Food Systems and the Escape from Poverty and Ill-Health Traps in Sub-Saharan Africa
26 Pages Posted: 25 Jun 2008
Date Written: May 1, 2008
Abstract
Millennium Development Goal #1 is to halve extreme poverty ($1/day per person) and hunger. Progress toward this goal has been excellent at global level, led by China and India, but woefully insufficient in sub-Saharan Africa. In Africa, a disproportionate share of the extreme poor are ultra-poor, surviving on less than $0.50/day per person, a condition that appears both stubbornly persistent and closely associated with widespread severe malnutrition - "ultra hung" - and ill health.
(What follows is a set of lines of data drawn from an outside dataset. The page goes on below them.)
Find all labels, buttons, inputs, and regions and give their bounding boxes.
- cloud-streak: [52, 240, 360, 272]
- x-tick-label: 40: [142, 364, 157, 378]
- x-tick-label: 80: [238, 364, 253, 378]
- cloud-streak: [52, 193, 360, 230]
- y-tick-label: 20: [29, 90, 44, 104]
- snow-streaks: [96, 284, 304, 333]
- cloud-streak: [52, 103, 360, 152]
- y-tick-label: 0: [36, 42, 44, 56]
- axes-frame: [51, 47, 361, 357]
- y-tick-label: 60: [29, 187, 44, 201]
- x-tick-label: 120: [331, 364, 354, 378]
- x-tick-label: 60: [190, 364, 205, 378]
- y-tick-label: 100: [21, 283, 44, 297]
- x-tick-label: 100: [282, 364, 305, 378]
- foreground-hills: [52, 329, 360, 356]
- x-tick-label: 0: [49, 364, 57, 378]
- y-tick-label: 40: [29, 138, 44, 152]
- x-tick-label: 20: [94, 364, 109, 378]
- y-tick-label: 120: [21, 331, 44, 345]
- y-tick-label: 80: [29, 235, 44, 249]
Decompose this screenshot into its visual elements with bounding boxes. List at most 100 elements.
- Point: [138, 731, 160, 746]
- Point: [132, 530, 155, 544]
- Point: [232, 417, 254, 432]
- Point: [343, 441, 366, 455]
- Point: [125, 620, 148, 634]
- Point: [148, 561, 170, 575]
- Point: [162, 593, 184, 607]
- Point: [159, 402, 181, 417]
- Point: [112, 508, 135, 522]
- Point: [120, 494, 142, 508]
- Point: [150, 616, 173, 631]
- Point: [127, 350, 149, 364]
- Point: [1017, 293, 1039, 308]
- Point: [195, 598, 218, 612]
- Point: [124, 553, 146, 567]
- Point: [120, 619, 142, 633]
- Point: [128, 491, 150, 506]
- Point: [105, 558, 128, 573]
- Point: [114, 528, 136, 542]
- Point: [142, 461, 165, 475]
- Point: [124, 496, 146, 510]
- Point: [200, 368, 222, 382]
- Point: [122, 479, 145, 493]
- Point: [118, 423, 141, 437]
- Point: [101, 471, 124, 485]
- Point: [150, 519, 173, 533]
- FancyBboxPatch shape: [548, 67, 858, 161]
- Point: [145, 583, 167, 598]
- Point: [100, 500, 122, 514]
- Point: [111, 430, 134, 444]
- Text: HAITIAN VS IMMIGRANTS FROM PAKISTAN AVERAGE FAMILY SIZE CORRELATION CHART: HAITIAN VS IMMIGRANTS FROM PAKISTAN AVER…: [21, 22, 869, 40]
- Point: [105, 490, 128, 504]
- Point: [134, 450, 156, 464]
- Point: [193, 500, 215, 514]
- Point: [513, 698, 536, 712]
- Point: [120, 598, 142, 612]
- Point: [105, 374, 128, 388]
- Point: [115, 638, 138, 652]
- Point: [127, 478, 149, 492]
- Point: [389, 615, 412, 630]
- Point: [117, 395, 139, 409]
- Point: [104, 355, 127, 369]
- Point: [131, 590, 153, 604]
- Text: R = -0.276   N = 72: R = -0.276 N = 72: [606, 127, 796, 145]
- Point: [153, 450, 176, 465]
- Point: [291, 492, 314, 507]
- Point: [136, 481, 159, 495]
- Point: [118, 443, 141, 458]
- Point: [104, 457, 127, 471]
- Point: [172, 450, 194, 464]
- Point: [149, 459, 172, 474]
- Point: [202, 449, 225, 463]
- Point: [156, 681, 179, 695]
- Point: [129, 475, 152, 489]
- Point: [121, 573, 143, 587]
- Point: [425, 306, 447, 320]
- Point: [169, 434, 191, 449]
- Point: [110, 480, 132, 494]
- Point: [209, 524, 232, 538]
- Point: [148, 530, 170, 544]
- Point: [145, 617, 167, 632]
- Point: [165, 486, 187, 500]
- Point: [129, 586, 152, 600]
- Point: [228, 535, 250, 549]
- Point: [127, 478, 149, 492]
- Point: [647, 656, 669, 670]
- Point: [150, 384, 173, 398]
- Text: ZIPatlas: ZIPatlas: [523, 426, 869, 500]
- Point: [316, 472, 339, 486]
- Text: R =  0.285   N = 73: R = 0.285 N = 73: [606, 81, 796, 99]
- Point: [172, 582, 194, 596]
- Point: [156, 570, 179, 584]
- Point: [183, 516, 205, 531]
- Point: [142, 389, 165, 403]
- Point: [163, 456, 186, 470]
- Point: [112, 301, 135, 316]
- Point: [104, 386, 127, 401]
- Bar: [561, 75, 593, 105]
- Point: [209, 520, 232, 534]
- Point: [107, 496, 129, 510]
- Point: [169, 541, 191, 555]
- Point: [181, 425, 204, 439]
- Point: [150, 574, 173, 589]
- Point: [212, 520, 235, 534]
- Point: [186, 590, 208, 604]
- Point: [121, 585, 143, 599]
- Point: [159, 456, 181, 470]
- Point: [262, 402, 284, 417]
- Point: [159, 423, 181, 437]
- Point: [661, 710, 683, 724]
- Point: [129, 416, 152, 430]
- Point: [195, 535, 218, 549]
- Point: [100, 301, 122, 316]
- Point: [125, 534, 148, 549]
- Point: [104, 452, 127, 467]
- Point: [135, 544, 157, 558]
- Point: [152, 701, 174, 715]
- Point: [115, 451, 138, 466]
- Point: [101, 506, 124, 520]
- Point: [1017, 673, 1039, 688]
Indeed, ill health, malnutrition and ultra-poverty are mutually reinforcing states that add to the challenge of addressing any one of them on its own and make integrated strategies essential. Food systems are a natural locus for such a strategy because agriculture is the primary employment sector for the ultra-poor and because food consumes a very large share of the expenditures of the ultra-poor. The causal mechanisms underpinning the poverty trap in which ultra-poor, unhealthy and undernourished rural Africans too often find themselves remain only partially understood, but is clearly rooted in the food system that guides their production, exchange, consumption and investment behaviors. Four key principles to guide interventions in improving food systems emerge clearly. But there remains only limited empirical evidence to guide detailed design and implementation of strategies to develop African food systems so as to break the lock of poverty and ill-health traps.